Benjamin Huntsman a mis au point un procédé en Angleterre en 1740 pour refondre l' acier alors cémenté dans un four à creuset ( crucible cast steel ) et ainsi le débarrasser de ses résidus de laitier . Le produit s'appelait acier moulé (acier moulé), qui est devenu le mot acier moulé dans le monde germanophone. La majeure partie de sa production était exportée vers la France, où elle était connue sous le nom d' acier fondu (acier fondu) plutôt que d' acier coulé (acier moulé, terme actuel pour acier moulé).

En Allemagne, c'est Jacob Mayer , directeur technique de la Bochumer Verein , qui réussit pour la première fois en 1841 à couler des pièces complexes d'une seule pièce en acier. Les cloches en fonte d'acier qu'il réalise ainsi reçoivent une médaille d'or à l' Exposition universelle de 1855 à Paris . Le procédé fut notamment utilisé dans la fabrication de roues de chemin de fer .

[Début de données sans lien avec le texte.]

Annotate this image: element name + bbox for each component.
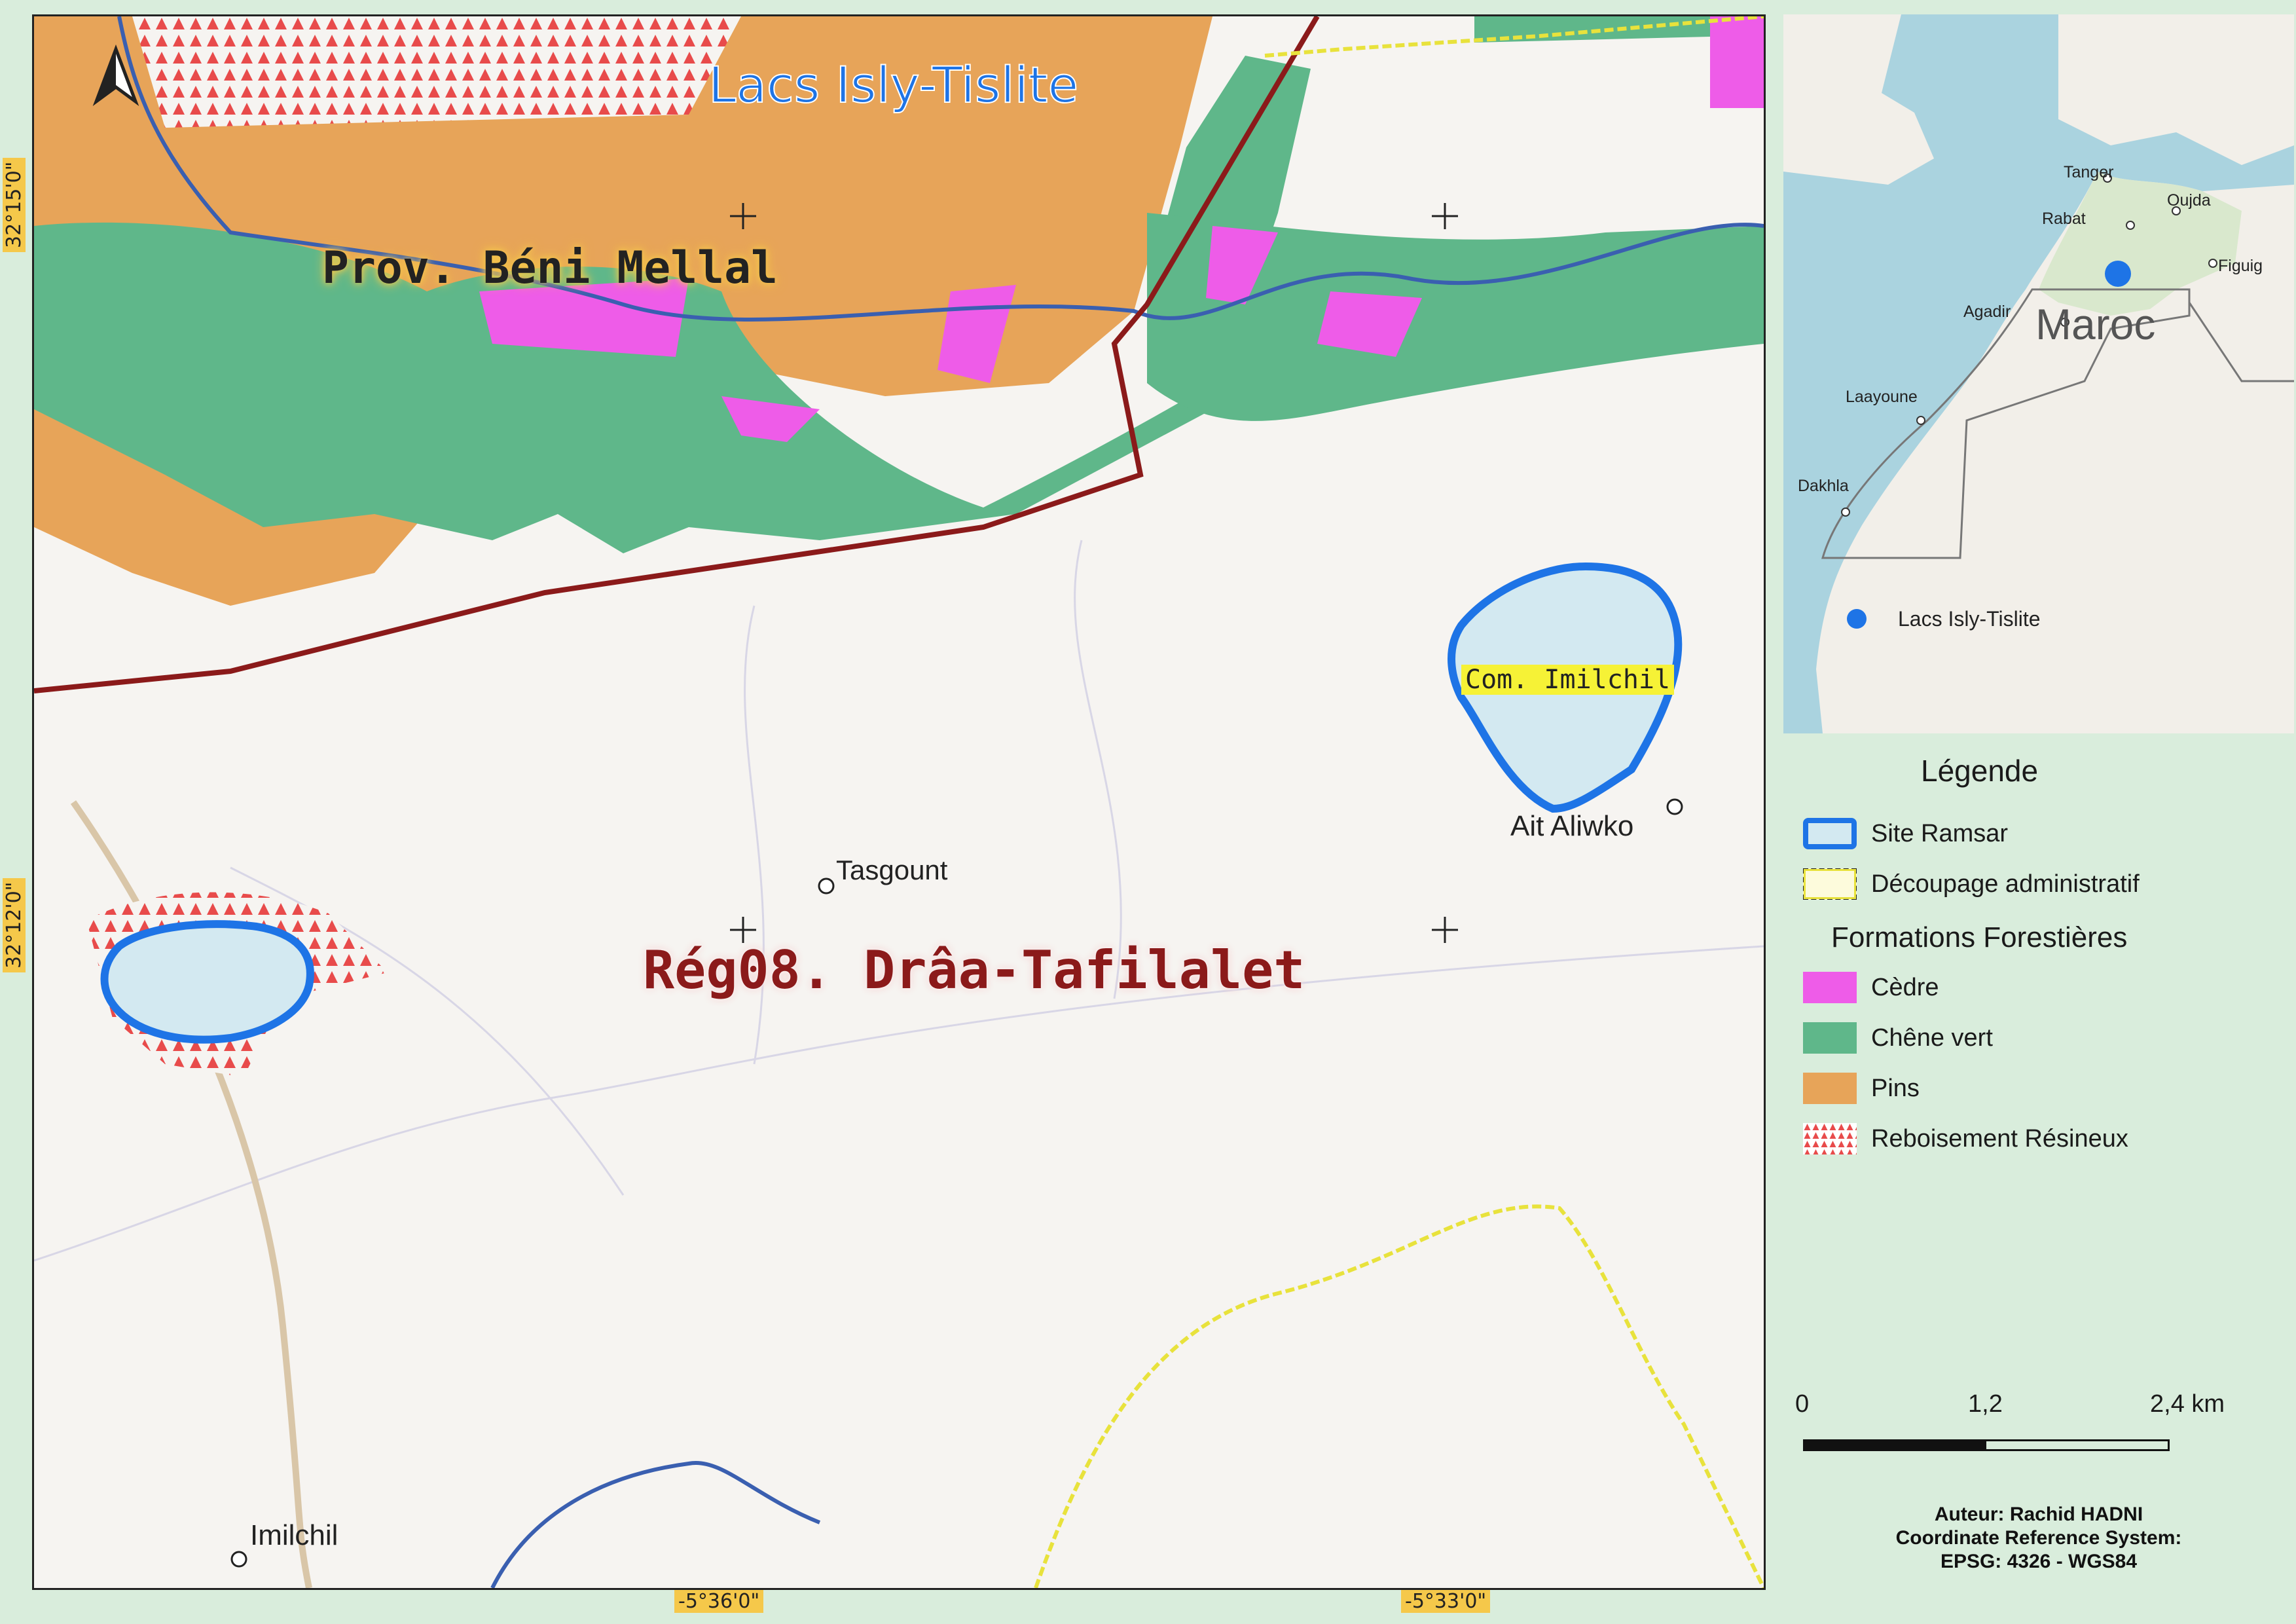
scale-bar — [1803, 1439, 2170, 1451]
inset-legend-marker — [1847, 609, 1867, 629]
legend-row-chene: Chêne vert — [1803, 1020, 1993, 1056]
inset-site-marker[interactable] — [2105, 261, 2131, 287]
label-province: Prov. Béni Mellal — [322, 242, 778, 294]
swatch-reboisement — [1803, 1123, 1857, 1154]
swatch-ramsar — [1803, 818, 1857, 849]
river-south — [490, 1460, 821, 1588]
place-label-ait-aliwko: Ait Aliwko — [1510, 810, 1634, 842]
scale-tick-1: 1,2 — [1968, 1390, 2003, 1418]
legend-label-reboisement: Reboisement Résineux — [1871, 1124, 2128, 1153]
main-map[interactable]: Lacs Isly-Tislite Prov. Béni Mellal Rég0… — [32, 14, 1766, 1590]
inset-legend-label: Lacs Isly-Tislite — [1898, 607, 2041, 631]
legend-label-ramsar: Site Ramsar — [1871, 819, 2009, 847]
legend-label-cedre: Cèdre — [1871, 973, 1939, 1001]
inset-country-label: Maroc — [2035, 300, 2156, 348]
place-label-tasgount: Tasgount — [836, 855, 948, 885]
admin-boundary-south — [1034, 1204, 1764, 1588]
swatch-cedre — [1803, 972, 1857, 1003]
label-commune: Com. Imilchil — [1461, 665, 1675, 695]
credit-crs-value: EPSG: 4326 - WGS84 — [1940, 1551, 2138, 1572]
scale-tick-2: 2,4 km — [2150, 1390, 2225, 1418]
inset-map[interactable]: Maroc Tanger Oujda Rabat Figuig Agadir L… — [1783, 14, 2294, 733]
lon-label-left: -5°36'0" — [674, 1590, 764, 1613]
inset-city-laayoune: Laayoune — [1846, 388, 1918, 406]
inset-city-tanger: Tanger — [2064, 163, 2114, 181]
inset-city-agadir: Agadir — [1963, 303, 2011, 321]
legend-row-cedre: Cèdre — [1803, 969, 1939, 1006]
lat-label-mid: 32°12'0" — [3, 877, 26, 972]
legend-row-pins: Pins — [1803, 1070, 1920, 1107]
inset-city-dakhla: Dakhla — [1798, 477, 1849, 495]
place-point-imilchil — [230, 1551, 247, 1568]
legend-label-pins: Pins — [1871, 1074, 1920, 1102]
lon-label-right: -5°33'0" — [1401, 1590, 1491, 1613]
inset-city-figuig: Figuig — [2218, 257, 2263, 275]
place-point-ait-aliwko — [1666, 798, 1683, 815]
legend-panel: Légende Site Ramsar Découpage administra… — [1783, 737, 2294, 1608]
place-point-tasgount — [818, 877, 835, 895]
lat-label-top: 32°15'0" — [3, 157, 26, 252]
legend-forest-heading: Formations Forestières — [1831, 921, 2128, 953]
label-region: Rég08. Drâa-Tafilalet — [643, 940, 1305, 1001]
swatch-chene — [1803, 1022, 1857, 1054]
credits: Auteur: Rachid HADNI Coordinate Referenc… — [1783, 1503, 2294, 1574]
scale-tick-0: 0 — [1795, 1390, 1810, 1418]
credit-crs-label: Coordinate Reference System: — [1895, 1527, 2182, 1549]
place-label-imilchil: Imilchil — [250, 1519, 338, 1551]
map-title: Lacs Isly-Tislite — [708, 55, 1079, 115]
map-canvas — [34, 16, 1764, 1588]
legend-row-reboisement: Reboisement Résineux — [1803, 1120, 2128, 1157]
legend-label-chene: Chêne vert — [1871, 1024, 1993, 1052]
inset-city-rabat: Rabat — [2042, 210, 2086, 228]
swatch-admin — [1803, 868, 1857, 900]
ramsar-site-tislite[interactable] — [100, 920, 314, 1044]
legend-label-admin: Découpage administratif — [1871, 870, 2140, 898]
legend-title: Légende — [1921, 754, 2039, 788]
inset-city-oujda: Oujda — [2167, 191, 2211, 210]
legend-row-admin: Découpage administratif — [1803, 866, 2140, 902]
credit-author: Auteur: Rachid HADNI — [1934, 1504, 2143, 1525]
reboisement-north — [132, 16, 741, 128]
legend-row-ramsar: Site Ramsar — [1803, 815, 2008, 852]
swatch-pins — [1803, 1073, 1857, 1104]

Avec l'introduction du procédé Bessemer , du procédé Thomas basé sur celui-ci et du procédé Siemens-Martin entre 1860 et 1880, qui a permis la production rentable d'acier coulé et a remplacé le procédé de puddlage, le terme acier coulé est tombé en désuétude.

Voir également

les détails

  1. Association allemande des forges (éd.) : Material Science Stahl Springer, pp. 3-11.
  2. Grace : Acier coulé et acier coulé : une revue historique de l'étymologie des deux termes dans News from the Iron Library of Georg Fischer Aktiengesellschaft , Numéro 13, 1958.